The analytical code, in theory, can work for higher memory values, but some
stationary distributions are not computed in a realistic amount of time.
Specifically, for the cases of memory-two and memory-three, calculating the
invariant distributions for a generic player-one against another generic player
are not calculable.
However, if you want transition matrices for you paper you can use the
`repeated-game` to obtain the matrices and then exported to LaTex:
```python
>>> pis, qis = sym.symbols("p1:17"), sym.symbols("q1:17")
>>> memory_two_player_one = sym.Matrix(pis)
>>> memory_two_player_two = sym.Matrix(qis)
>>> M = repeated_play.transition_matrix_repeated_game(memory_two_player_one,
... memory_two_player_two,
... memory="two",
... analytical=True)
>>> latex_code = sym.latex(M)
```
## Discounted Game
Now we are developing it.
## Tests
The package has an automated tests suite.
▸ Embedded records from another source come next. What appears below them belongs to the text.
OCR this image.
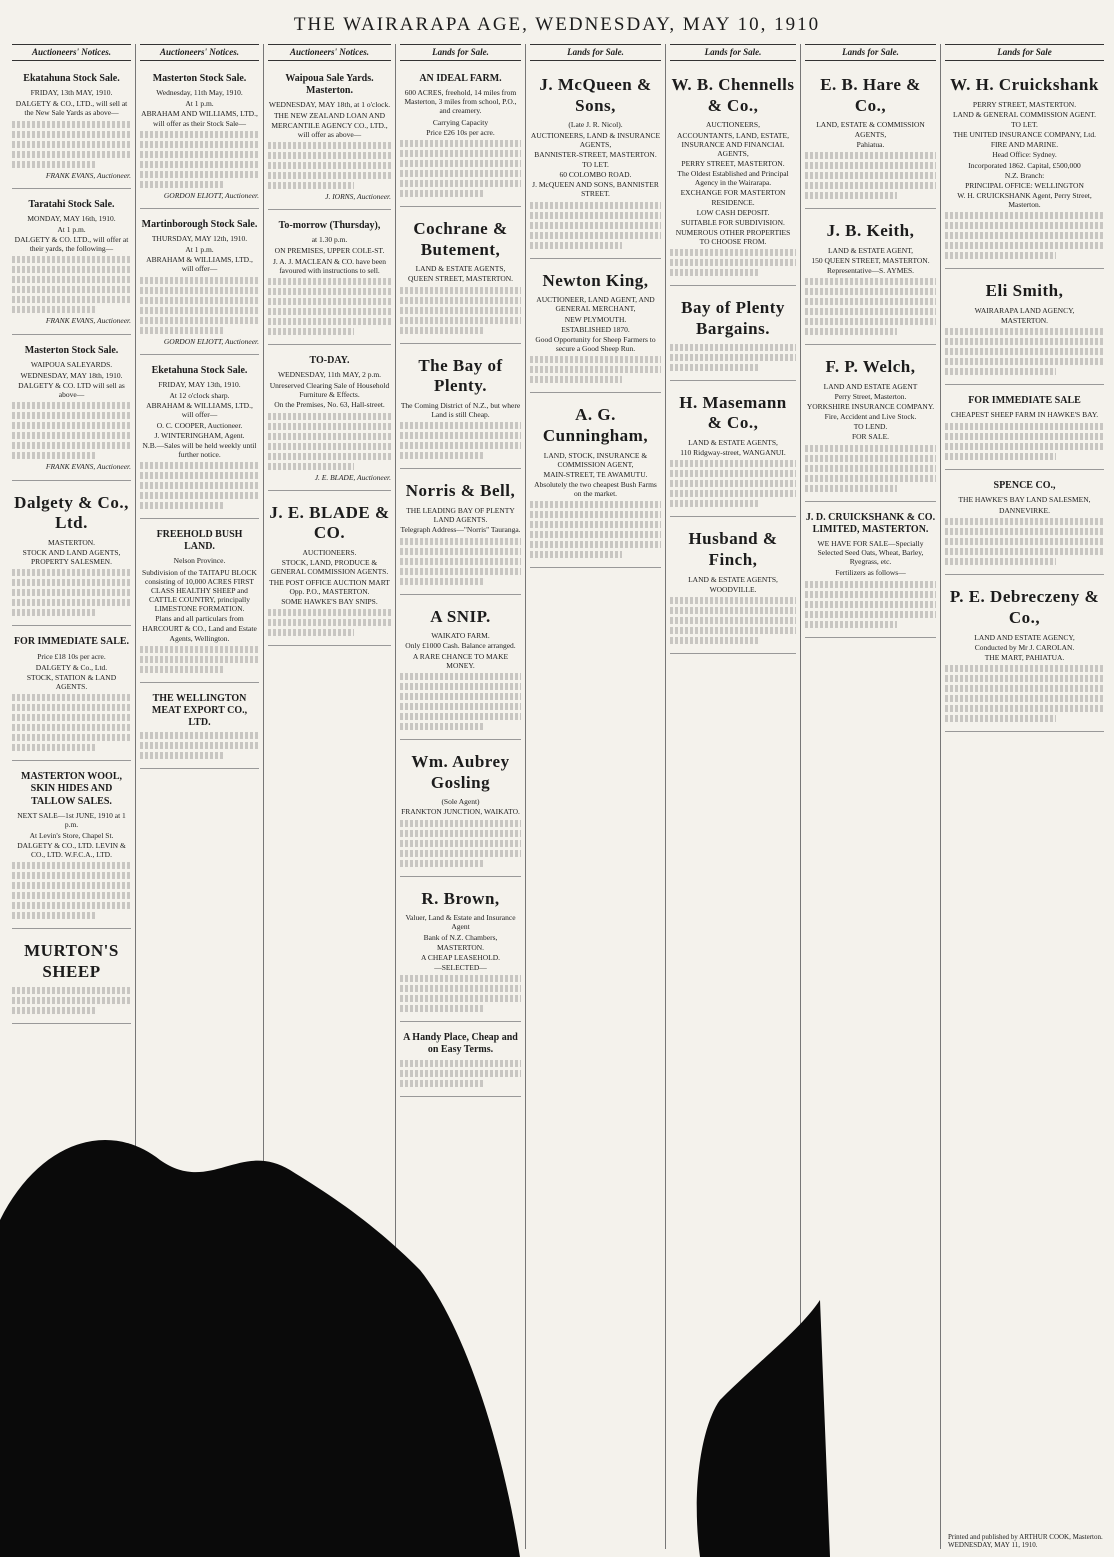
THE WAIRARAPA AGE, WEDNESDAY, MAY 10, 1910
Auctioneers' Notices.
Ekatahuna Stock Sale.
FRIDAY, 13th MAY, 1910.
DALGETY & CO., LTD., will sell at the New Sale Yards as above—
FRANK EVANS, Auctioneer.
Taratahi Stock Sale.
MONDAY, MAY 16th, 1910.
At 1 p.m.
DALGETY & CO. LTD., will offer at their yards, the following—
FRANK EVANS, Auctioneer.
Masterton Stock Sale.
WAIPOUA SALEYARDS.
WEDNESDAY, MAY 18th, 1910.
DALGETY & CO. LTD will sell as above—
FRANK EVANS, Auctioneer.
Dalgety & Co., Ltd.
MASTERTON.
STOCK AND LAND AGENTS, PROPERTY SALESMEN.
FOR IMMEDIATE SALE.
Price £18 10s per acre.
DALGETY & Co., Ltd.
STOCK, STATION & LAND AGENTS.
MASTERTON WOOL, SKIN HIDES AND TALLOW SALES.
NEXT SALE—1st JUNE, 1910 at 1 p.m.
At Levin's Store, Chapel St.
DALGETY & CO., LTD. LEVIN & CO., LTD. W.F.C.A., LTD.
MURTON'S SHEEP
Auctioneers' Notices.
Masterton Stock Sale.
Wednesday, 11th May, 1910.
At 1 p.m.
ABRAHAM AND WILLIAMS, LTD., will offer as their Stock Sale—
GORDON ELIOTT, Auctioneer.
Martinborough Stock Sale.
THURSDAY, MAY 12th, 1910.
At 1 p.m.
ABRAHAM & WILLIAMS, LTD., will offer—
GORDON ELIOTT, Auctioneer.
Eketahuna Stock Sale.
FRIDAY, MAY 13th, 1910.
At 12 o'clock sharp.
ABRAHAM & WILLIAMS, LTD., will offer—
O. C. COOPER, Auctioneer.
J. WINTERINGHAM, Agent.
N.B.—Sales will be held weekly until further notice.
FREEHOLD BUSH LAND.
Nelson Province.
Subdivision of the TAITAPU BLOCK consisting of 10,000 ACRES FIRST CLASS HEALTHY SHEEP and CATTLE COUNTRY, principally LIMESTONE FORMATION.
Plans and all particulars from
HARCOURT & CO., Land and Estate Agents, Wellington.
THE WELLINGTON MEAT EXPORT CO., LTD.
Auctioneers' Notices.
Waipoua Sale Yards. Masterton.
WEDNESDAY, MAY 18th, at 1 o'clock.
THE NEW ZEALAND LOAN AND MERCANTILE AGENCY CO., LTD., will offer as above—
J. IORNS, Auctioneer.
To-morrow (Thursday),
at 1.30 p.m.
ON PREMISES, UPPER COLE-ST.
J. A. J. MACLEAN & CO. have been favoured with instructions to sell.
TO-DAY.
WEDNESDAY, 11th MAY, 2 p.m.
Unreserved Clearing Sale of Household Furniture & Effects.
On the Premises, No. 63, Hall-street.
J. E. BLADE, Auctioneer.
J. E. BLADE & CO.
AUCTIONEERS.
STOCK, LAND, PRODUCE & GENERAL COMMISSION AGENTS.
THE POST OFFICE AUCTION MART Opp. P.O., MASTERTON.
SOME HAWKE'S BAY SNIPS.
Lands for Sale.
AN IDEAL FARM.
600 ACRES, freehold, 14 miles from Masterton, 3 miles from school, P.O., and creamery.
Carrying Capacity
Price £26 10s per acre.
Cochrane & Butement,
LAND & ESTATE AGENTS,
QUEEN STREET, MASTERTON.
The Bay of Plenty.
The Coming District of N.Z., but where Land is still Cheap.
Norris & Bell,
THE LEADING BAY OF PLENTY LAND AGENTS.
Telegraph Address—"Norris" Tauranga.
A SNIP.
WAIKATO FARM.
Only £1000 Cash. Balance arranged.
A RARE CHANCE TO MAKE MONEY.
Wm. Aubrey Gosling
(Sole Agent)
FRANKTON JUNCTION, WAIKATO.
R. Brown,
Valuer, Land & Estate and Insurance Agent
Bank of N.Z. Chambers,
MASTERTON.
A CHEAP LEASEHOLD.
—SELECTED—
A Handy Place, Cheap and on Easy Terms.
Lands for Sale.
J. McQueen & Sons,
(Late J. R. Nicol).
AUCTIONEERS, LAND & INSURANCE AGENTS,
BANNISTER-STREET, MASTERTON.
TO LET.
60 COLOMBO ROAD.
J. McQUEEN AND SONS, BANNISTER STREET.
Newton King,
AUCTIONEER, LAND AGENT, AND GENERAL MERCHANT,
NEW PLYMOUTH.
ESTABLISHED 1870.
Good Opportunity for Sheep Farmers to secure a Good Sheep Run.
A. G. Cunningham,
LAND, STOCK, INSURANCE & COMMISSION AGENT,
MAIN-STREET, TE AWAMUTU.
Absolutely the two cheapest Bush Farms on the market.
Lands for Sale.
W. B. Chennells & Co.,
AUCTIONEERS,
ACCOUNTANTS, LAND, ESTATE, INSURANCE AND FINANCIAL AGENTS,
PERRY STREET, MASTERTON.
The Oldest Established and Principal Agency in the Wairarapa.
EXCHANGE FOR MASTERTON RESIDENCE.
LOW CASH DEPOSIT.
SUITABLE FOR SUBDIVISION.
NUMEROUS OTHER PROPERTIES TO CHOOSE FROM.
Bay of Plenty Bargains.
H. Masemann & Co.,
LAND & ESTATE AGENTS,
110 Ridgway-street, WANGANUI.
Husband & Finch,
LAND & ESTATE AGENTS,
WOODVILLE.
Lands for Sale.
E. B. Hare & Co.,
LAND, ESTATE & COMMISSION AGENTS,
Pahiatua.
J. B. Keith,
LAND & ESTATE AGENT,
150 QUEEN STREET, MASTERTON.
Representative—S. AYMES.
F. P. Welch,
LAND AND ESTATE AGENT
Perry Street, Masterton.
YORKSHIRE INSURANCE COMPANY.
Fire, Accident and Live Stock.
TO LEND.
FOR SALE.
J. D. CRUICKSHANK & CO. LIMITED, MASTERTON.
WE HAVE FOR SALE—Specially Selected Seed Oats, Wheat, Barley, Ryegrass, etc.
Fertilizers as follows—
Lands for Sale
W. H. Cruickshank
PERRY STREET, MASTERTON.
LAND & GENERAL COMMISSION AGENT.
TO LET.
THE UNITED INSURANCE COMPANY, Ltd.
FIRE AND MARINE.
Head Office: Sydney.
Incorporated 1862. Capital, £500,000
N.Z. Branch:
PRINCIPAL OFFICE: WELLINGTON
W. H. CRUICKSHANK Agent, Perry Street, Masterton.
Eli Smith,
WAIRARAPA LAND AGENCY,
MASTERTON.
FOR IMMEDIATE SALE
CHEAPEST SHEEP FARM IN HAWKE'S BAY.
SPENCE CO.,
THE HAWKE'S BAY LAND SALESMEN,
DANNEVIRKE.
P. E. Debreczeny & Co.,
LAND AND ESTATE AGENCY,
Conducted by Mr J. CAROLAN.
THE MART, PAHIATUA.
Printed and published by ARTHUR COOK, Masterton.
WEDNESDAY, MAY 11, 1910.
To run the test suit locally
you need `pytests` and then you can run the command:
```shell
$ pytest tests
```
### Requirements
The requirements for `repeated-play` can be found in `requirements.txt`. All the
requirements are standard Python packages, `sympy`, `numpy`, and for testing we
use `pytest`.
### Contributions
All contributions are welcome! This may include communicating ideas for new
sections, letting us know about bugs, and code contributions.